Il n’y a que des innocents en matière de politique, dans le genre de Haase, pour s’imaginer que tout le problème qui se posait devant le socialisme à la date du 4 août pouvait se résumer dans la question de savoir si les députés socialistes, oui ou non, voteraient les crédits de guerre. Si on se place à ce point de vue, qui est celui du crétinisme parlementaire, le socialisme eut été sauvé, pourvu que les 110 députés au Reichstag aient refusé les crédits, tout en recommandant aux masses ouvrières de faire leur « devoir de citoyen », c’est-à-dire de fournir de la chair à canon dans la tuerie impérialiste. On croit ainsi pouvoir garder sa vertu socialiste tout en se mettant à l’abri de tout risque. Mais l’histoire ne rend pas la solution des problèmes devant lesquels se trouve le socialisme aussi commode. Et c’est une erreur que de croire pouvoir réduire la question à un vote de quelques députés socialistes, dans le pays qui, à ce moment, se trouvait à la tête du socialisme. En Allemagne, le vote des députés pour ou contre les crédits de guerre n’aurait eu son importance qu’en tant qu’il aurait conduit les masses à adopter telle ou telle tactique, qu’en tant que préambule d’un programme positif préconisant la lutte des classes en temps de guerre. Refuser les crédits de guerre, le 4 août 1914, n’aurait eu d’importance que s’il eût été le mot d’ordre d’une lutte générale contre la guerre et contre l’impérialisme. Ce vote aurait dû être l’occasion de présenter aux masses un programme d’action révolutionnaire et de les inviter à s’emparer de la défense des organisations contribuant à la défense du pays, c’est-à-dire du pouvoir politique, par la révolte. Un autre moyen de s’opposer à la guerre, par des actions et non pas seulement par des mots, n’existait pas alors, comme il n’existe pas aujourd’hui.
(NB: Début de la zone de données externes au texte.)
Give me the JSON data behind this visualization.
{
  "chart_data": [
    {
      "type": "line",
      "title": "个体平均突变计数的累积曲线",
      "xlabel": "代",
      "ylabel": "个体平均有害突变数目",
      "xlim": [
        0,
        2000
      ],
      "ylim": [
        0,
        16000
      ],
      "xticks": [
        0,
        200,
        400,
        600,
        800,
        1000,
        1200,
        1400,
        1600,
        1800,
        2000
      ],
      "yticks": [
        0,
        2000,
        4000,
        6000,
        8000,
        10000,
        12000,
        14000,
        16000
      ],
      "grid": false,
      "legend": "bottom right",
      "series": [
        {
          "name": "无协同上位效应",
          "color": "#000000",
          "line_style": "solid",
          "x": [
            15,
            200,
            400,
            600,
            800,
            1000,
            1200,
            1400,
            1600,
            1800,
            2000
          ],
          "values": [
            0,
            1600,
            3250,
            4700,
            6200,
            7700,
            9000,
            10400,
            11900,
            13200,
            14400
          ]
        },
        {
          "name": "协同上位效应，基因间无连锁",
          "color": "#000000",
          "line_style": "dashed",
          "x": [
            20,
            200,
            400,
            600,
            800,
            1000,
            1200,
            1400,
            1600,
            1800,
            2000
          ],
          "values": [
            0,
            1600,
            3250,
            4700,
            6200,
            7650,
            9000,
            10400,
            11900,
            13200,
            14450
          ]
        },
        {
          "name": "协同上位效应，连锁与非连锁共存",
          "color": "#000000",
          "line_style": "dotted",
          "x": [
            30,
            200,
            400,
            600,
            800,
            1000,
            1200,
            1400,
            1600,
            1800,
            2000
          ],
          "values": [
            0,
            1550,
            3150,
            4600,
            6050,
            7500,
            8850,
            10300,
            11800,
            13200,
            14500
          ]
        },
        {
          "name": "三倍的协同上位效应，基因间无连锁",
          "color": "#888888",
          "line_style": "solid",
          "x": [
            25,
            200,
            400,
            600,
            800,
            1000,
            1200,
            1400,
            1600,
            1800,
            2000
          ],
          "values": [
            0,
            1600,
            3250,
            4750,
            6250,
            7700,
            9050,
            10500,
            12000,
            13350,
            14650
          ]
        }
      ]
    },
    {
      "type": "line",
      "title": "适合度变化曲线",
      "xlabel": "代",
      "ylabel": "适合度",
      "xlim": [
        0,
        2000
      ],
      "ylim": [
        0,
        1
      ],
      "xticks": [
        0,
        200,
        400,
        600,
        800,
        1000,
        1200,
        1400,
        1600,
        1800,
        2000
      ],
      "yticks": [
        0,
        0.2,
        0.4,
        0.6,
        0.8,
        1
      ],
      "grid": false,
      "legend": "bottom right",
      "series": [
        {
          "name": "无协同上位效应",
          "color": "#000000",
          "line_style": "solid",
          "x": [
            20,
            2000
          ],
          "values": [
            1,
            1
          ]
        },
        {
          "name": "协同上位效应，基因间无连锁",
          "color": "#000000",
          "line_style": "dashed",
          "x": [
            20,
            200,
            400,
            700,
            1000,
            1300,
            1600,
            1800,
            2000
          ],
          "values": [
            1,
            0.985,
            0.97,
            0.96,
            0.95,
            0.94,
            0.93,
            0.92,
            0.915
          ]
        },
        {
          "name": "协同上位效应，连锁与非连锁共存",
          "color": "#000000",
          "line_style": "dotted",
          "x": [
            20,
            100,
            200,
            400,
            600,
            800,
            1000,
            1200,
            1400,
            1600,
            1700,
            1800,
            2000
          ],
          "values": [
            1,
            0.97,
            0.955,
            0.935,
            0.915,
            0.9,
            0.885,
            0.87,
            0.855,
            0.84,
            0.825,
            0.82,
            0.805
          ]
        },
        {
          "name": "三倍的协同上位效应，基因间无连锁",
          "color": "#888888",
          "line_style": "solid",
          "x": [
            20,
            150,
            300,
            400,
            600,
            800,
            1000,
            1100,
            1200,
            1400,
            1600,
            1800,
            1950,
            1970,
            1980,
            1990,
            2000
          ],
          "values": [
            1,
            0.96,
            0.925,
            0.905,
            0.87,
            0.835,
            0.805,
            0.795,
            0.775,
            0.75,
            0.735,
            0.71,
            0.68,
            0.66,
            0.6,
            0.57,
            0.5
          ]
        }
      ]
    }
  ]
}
Si on craignait de suivre cette voie, la seule possible, il ne restait d’autre ressource que de renoncer complètement à la lutte et a toute politique inspirée des principes du parti, c’est-à-dire renoncer à toute lutte politique. Considéré de ce point de vue, le vote des crédits et la politique du 4 août n’étaient que des conséquences logiques et inéluctables, puisqu’il ne pouvait pas y avoir de voie intermédiaire dans la situation historique d’alors. Le socialisme international était placé dans une situation où il devait se dire : « Ce sera : ou bien la lutte pour le pouvoir politique, ou bien la banqueroute et l’adaptation à la politique du gouvernement ». C’est la situation dans laquelle se trouve le prolétariat depuis le commencement de la guerre. Et aujourd’hui, devant le problème de la paix, l’histoire montre à la classe ouvrière la même créance avec la dureté d’un usurier : « Oui, son sein : le billet le dit. »1
Ce n’est qu’en exposant les poitrines des ouvriers dans la grande lutte ouverte de la révolution mondiale que le socialisme pourra mettre fin à la guerre mondiale. Si cela ne se fait pas, on en restera à de vains babillages sur la paix : bien plus, en aidant à entretenir ce babillage, qui tend à un compromis entre les pouvoirs belligérants, nous deviendrons les suppôts de l’impérialisme, les auxiliaires de la domination de la classe bourgeoise, c’est-à-dire que nous agirons contre nos propres intérêts et renoncerons par là, si une telle paix avait été conclue, à jouer un rôle effacé dans l’histoire du monde pour au moins une dizaine d’années.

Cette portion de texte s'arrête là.